BRUNSWICK, Maine — Lunch at New Beet Market is fresh and local. Salads are piled high with crisp greens, the fennel is snappy, the coffee roasted a few miles away.
As business crowds dug into sandwiches and devoured just-made beet chips one recent afternoon, the scene in this new Brunswick Landing cafe looked typical. But appearances can deceive.
When the cashier rings you up, your dollars are not tucked into a safe but are funneled back into the community in three ways.
New Beet Market is a low-profit, joint venture between Harpswell Coastal Academy, Seeds of Independence and a 27-year-old food pioneer named Jamie Pacheco. Profits are spread evenly to support children, farming and food in the state.
“I’ve been working in food systems with mission-based organizations and MOFGA [Maine Organic Farmers and Gardeners Association] for years,” said Pacheco, the market’s managing partner, who helped run the Common Ground Country Fair last year. “I worked in restaurants, and I thought I was done with them. This business occurred organically. I wouldn’t be here if it wasn’t for the service mission.”
That mission is multipronged. Students from the nearby charter school work as paid interns to acquire real-life experience. Sixth-graders in the Seeds of Independence after-school program called Grit will plant vegetables in their adjacent garden for the market and job shadow in the kitchen.
As an added bonus, workers in the airbase-turned-business park have a healthy place to eat. The idea is simple. “Let’s build a business based on good,” said Nate Wildes, Pacheco’s partner who helped innovate the concept.
Administrators at the charter school and the nonprofit program for teens who need more structure view the partnership as much more than revenue. Open a few short weeks, students working at New Beet Market are getting credit and a paycheck. And after school, kids connect the farm-to-table dots in this living laboratory.
“Food is a lens into global issues, economics and education. From planning to planting, all of these are things we want kids to know,” the academy’s head John D’Anieri said, stopping in for a mug of coffee.
Not only will students like Karli Clark of Topsham learn how a business runs, they will experience and participate in the full cycle of food production.
As a template for place-based education, the program — a hybrid of agriculture, business, education and social outreach — is a strong initiative with high ambitions.
Produce from the school’s farm in Harpswell bolstered with food from the Seeds of Independence garden will be harvested for the market. Many local farms also contribute. It’s locavore heaven.
“We are using the community as a classroom,” Henry Gilbert, the school’s director of collaborative food systems, said. This spring, crops such as spinach and mixed greens will be planted specifically to meet the needs of the market and cafe.
“This is hands-on work that’s giving back to the community,” Gilbert said, likening the collaboration to “a microcosm of the food cycle.”
Students “will be involved in all aspects of food production,” Bradley Goodwin, director of entrepreneurial education at the academy, said.
He held up The SchoolHouse Cafe In Harpswell, which is open to the public but also prepares meals for students at the academy, as inspiration.
Seeds of Independence founder Tom Wright is always looking for ways to help disadvantaged youth assimilate into the community.
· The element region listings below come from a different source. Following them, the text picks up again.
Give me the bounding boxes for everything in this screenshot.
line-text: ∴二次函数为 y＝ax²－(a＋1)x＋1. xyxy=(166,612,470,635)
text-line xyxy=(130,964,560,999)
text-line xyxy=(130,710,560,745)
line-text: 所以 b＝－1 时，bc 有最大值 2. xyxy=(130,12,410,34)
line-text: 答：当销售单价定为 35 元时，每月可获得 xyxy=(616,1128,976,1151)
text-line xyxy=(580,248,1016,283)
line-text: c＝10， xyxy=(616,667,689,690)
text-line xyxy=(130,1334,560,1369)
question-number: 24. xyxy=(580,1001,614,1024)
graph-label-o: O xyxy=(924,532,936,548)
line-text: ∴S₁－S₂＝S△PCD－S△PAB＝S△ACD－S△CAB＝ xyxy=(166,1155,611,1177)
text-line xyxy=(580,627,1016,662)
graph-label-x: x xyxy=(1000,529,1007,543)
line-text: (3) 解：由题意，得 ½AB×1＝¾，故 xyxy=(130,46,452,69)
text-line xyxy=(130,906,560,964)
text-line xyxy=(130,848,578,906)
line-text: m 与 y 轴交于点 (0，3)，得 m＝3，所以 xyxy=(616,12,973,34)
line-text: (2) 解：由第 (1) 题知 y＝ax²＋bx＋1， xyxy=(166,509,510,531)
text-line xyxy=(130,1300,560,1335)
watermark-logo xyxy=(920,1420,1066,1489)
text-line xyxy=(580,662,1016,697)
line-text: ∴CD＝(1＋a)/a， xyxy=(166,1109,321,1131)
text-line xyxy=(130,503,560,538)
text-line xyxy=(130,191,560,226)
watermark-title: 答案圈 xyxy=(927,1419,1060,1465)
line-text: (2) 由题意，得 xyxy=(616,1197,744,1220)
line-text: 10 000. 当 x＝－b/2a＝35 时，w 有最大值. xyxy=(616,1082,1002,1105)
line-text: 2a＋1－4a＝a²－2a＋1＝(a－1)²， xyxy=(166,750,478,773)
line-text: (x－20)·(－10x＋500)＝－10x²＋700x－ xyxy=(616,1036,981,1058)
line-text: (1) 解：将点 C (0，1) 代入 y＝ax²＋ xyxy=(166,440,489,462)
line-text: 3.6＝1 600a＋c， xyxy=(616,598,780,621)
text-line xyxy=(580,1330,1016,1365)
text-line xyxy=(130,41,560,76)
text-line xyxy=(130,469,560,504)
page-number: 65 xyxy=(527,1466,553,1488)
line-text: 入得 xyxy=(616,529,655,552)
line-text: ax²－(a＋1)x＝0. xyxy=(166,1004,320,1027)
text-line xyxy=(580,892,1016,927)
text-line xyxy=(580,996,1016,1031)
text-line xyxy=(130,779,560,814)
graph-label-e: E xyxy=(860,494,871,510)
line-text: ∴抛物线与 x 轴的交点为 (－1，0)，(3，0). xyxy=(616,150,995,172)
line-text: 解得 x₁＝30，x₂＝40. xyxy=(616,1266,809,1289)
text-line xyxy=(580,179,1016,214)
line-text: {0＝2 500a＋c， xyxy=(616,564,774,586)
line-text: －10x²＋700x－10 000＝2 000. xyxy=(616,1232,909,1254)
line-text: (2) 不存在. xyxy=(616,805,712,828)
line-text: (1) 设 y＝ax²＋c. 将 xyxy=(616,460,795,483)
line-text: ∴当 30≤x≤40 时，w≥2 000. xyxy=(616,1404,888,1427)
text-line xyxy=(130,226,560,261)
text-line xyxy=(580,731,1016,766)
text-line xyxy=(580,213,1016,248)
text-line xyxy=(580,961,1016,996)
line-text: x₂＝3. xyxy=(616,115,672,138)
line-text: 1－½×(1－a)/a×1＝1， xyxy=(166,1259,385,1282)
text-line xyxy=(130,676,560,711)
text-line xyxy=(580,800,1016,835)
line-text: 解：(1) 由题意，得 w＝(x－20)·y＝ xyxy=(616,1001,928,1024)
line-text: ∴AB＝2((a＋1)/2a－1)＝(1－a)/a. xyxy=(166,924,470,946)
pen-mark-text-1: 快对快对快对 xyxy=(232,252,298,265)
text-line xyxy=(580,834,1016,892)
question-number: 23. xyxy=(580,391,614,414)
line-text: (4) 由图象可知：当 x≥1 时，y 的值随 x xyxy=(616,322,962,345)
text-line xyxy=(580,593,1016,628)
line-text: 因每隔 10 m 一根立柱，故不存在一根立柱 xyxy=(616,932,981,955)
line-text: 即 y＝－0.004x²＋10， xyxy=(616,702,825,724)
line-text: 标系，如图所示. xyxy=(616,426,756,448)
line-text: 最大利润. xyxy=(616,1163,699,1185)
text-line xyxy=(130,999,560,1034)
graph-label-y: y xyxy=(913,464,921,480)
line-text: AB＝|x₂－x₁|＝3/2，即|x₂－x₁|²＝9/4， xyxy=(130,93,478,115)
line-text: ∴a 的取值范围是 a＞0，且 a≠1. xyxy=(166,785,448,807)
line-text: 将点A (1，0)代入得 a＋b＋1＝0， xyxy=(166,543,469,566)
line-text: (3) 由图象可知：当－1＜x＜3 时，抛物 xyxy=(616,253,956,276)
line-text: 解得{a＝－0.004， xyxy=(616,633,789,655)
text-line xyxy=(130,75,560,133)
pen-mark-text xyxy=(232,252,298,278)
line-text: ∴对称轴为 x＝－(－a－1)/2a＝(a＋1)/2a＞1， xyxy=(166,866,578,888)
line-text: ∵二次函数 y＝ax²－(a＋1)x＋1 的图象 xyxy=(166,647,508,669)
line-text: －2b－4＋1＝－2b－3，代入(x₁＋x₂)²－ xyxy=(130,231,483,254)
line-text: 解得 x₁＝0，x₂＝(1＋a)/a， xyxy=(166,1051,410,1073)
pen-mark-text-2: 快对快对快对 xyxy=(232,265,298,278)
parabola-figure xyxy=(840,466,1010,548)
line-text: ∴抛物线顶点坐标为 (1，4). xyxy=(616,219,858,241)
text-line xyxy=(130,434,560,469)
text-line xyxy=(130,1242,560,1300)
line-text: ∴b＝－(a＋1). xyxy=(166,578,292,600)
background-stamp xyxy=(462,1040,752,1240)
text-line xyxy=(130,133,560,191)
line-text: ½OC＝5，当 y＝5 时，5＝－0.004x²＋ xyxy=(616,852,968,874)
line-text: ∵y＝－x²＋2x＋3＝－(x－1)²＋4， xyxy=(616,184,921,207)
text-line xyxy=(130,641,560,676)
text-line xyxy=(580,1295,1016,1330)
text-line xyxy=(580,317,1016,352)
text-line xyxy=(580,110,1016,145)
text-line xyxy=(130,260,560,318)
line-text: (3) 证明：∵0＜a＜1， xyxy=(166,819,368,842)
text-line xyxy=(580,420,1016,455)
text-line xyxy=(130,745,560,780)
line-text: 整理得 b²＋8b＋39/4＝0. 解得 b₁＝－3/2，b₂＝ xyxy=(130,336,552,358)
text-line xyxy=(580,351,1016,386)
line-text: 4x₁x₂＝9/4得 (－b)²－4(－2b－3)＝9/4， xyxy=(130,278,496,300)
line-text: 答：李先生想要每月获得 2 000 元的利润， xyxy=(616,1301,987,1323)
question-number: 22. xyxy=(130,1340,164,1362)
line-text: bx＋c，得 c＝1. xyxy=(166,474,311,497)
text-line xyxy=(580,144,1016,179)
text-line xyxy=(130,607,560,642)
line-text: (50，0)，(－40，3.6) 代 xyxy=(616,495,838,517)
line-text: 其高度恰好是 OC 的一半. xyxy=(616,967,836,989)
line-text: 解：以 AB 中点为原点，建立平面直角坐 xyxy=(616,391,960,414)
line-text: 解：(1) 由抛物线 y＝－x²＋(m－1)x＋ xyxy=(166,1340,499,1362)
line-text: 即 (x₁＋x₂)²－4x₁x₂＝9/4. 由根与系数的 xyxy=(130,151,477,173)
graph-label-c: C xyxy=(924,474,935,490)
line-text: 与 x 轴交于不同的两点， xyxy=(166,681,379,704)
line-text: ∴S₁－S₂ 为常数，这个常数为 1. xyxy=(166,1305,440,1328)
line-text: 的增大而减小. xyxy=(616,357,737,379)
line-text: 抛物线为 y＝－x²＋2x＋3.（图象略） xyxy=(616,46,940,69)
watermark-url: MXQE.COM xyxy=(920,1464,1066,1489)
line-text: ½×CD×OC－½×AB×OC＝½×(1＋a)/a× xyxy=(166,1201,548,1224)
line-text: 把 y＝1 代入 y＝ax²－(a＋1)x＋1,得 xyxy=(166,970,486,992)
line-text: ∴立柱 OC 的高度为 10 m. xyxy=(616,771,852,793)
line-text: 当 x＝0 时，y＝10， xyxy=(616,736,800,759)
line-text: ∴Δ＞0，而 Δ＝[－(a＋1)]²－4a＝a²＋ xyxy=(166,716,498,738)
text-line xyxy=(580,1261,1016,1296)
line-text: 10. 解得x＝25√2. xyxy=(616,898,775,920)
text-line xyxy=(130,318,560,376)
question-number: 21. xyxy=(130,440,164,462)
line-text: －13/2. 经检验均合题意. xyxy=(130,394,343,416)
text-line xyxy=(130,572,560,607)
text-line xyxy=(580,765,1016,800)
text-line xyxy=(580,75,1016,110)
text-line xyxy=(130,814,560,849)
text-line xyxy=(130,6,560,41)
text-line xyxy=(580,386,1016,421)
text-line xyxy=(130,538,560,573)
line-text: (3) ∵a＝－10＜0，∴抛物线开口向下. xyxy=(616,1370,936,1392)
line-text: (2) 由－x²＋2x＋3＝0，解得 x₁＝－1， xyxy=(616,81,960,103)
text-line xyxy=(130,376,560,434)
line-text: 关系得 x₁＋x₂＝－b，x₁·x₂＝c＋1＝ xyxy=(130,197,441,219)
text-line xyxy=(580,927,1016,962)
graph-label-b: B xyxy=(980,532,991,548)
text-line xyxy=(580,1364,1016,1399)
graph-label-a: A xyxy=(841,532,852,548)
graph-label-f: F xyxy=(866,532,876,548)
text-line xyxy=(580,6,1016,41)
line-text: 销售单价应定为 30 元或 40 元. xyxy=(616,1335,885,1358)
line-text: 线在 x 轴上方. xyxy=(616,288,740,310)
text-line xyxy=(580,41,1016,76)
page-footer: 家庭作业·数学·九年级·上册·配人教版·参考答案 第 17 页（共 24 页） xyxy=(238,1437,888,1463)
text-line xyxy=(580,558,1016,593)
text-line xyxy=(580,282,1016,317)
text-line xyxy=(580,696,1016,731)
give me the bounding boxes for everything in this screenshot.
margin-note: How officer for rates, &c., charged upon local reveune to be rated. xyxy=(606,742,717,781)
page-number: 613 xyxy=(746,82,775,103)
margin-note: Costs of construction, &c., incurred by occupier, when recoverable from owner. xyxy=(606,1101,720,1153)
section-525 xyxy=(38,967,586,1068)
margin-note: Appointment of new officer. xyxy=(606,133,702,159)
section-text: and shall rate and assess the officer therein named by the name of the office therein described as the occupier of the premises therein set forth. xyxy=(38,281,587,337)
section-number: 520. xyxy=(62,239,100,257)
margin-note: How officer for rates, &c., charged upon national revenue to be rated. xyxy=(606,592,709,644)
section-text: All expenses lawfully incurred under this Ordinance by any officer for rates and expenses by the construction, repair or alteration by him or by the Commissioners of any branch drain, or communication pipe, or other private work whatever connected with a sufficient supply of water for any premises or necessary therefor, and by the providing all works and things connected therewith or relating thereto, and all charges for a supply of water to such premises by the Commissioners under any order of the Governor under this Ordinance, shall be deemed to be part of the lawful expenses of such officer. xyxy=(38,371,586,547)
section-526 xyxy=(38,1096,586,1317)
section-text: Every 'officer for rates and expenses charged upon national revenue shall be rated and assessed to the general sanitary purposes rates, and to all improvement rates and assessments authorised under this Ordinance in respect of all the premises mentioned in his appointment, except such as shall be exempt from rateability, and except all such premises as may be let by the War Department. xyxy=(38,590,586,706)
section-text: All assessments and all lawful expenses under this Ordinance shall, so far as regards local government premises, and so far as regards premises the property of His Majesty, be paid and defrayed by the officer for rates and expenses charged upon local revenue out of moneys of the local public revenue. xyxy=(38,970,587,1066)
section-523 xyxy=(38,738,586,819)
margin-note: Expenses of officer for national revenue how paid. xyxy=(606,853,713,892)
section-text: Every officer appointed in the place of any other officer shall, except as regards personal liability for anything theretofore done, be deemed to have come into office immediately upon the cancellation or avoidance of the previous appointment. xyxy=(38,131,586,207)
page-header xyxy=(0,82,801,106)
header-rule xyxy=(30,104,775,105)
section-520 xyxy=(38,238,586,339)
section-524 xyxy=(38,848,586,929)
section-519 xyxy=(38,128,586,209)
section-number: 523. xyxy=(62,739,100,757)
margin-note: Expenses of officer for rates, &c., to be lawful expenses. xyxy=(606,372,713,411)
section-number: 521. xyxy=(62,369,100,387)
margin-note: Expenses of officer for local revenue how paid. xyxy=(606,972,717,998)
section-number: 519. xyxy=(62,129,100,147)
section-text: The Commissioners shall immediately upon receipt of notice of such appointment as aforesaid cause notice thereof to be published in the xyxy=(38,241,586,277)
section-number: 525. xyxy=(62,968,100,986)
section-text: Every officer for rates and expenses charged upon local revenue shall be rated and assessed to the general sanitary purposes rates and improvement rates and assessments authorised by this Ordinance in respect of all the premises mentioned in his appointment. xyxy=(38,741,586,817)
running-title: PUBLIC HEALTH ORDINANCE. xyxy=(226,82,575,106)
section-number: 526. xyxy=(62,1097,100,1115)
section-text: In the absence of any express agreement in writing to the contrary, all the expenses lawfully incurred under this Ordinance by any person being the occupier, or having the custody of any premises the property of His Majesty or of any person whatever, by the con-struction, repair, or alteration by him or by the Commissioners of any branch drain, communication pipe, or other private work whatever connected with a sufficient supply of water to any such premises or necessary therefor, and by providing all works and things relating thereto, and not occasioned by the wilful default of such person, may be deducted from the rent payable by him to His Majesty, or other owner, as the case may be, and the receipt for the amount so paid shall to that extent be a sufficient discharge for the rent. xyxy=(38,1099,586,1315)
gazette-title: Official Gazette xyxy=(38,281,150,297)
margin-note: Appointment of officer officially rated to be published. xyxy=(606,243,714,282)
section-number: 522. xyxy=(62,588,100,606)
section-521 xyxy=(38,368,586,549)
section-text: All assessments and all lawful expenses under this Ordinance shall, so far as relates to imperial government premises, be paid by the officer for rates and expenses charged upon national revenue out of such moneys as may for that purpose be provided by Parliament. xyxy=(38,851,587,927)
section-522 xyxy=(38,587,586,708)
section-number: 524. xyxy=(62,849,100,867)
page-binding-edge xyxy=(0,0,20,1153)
Food “is key,” he said, “because nutrition is lacking” with many of the children he serves. Working in the market, watching chef Michael Allen’s cooking classes and participating in farm-to-table production could open a window of discovery and a path forward.
“It’s a really rare opportunity,” said Wright, who owns the building last occupied by Wild Oats Bakery Cafe, where the market resides. “If we get all the players together to have a collective impact on the greatest number of kids who need it the most,” the concept could take off across the country.
In the kitchen last week, 16-year-old Clark was all smiles. Learning how a bucket of beets turns into crispy, tasty chips — the house signature — got her thinking healthy. “My last job was McDonald’s,” she said with a grimace. “The food here is much better.” And when she cooks at home she now wonders if chef Allen would approve.
Her schoolmate Christopher Duffek wants to be a chef. “It’s a learning experience, not just a job,” the 16-year-old said.
And that’s the point.
“I want to get kids to come to school,” D’Anieri said. “If this brings them in, that’s a big deal.”
If the market is a success, it could have ripple effects beyond the classroom.
“Nonprofits in Maine have a hard time because we are a high-need state with less access to funding,” Pacheco said.
This creative fusion of interests may harvest a bumper crop of benefits. Demonstrating new ways to make a life here is chief among them.
“Maine has a brain drain with kids leaving,” Pacheco observed. “They don’t come back here to work. We hope we are training kids that want to stay in the Maine economy.”
New Beet Market at 25 Burbank Ave., Brunswick, is open from 7:30 a.m. to 4 p.m. Monday to Friday.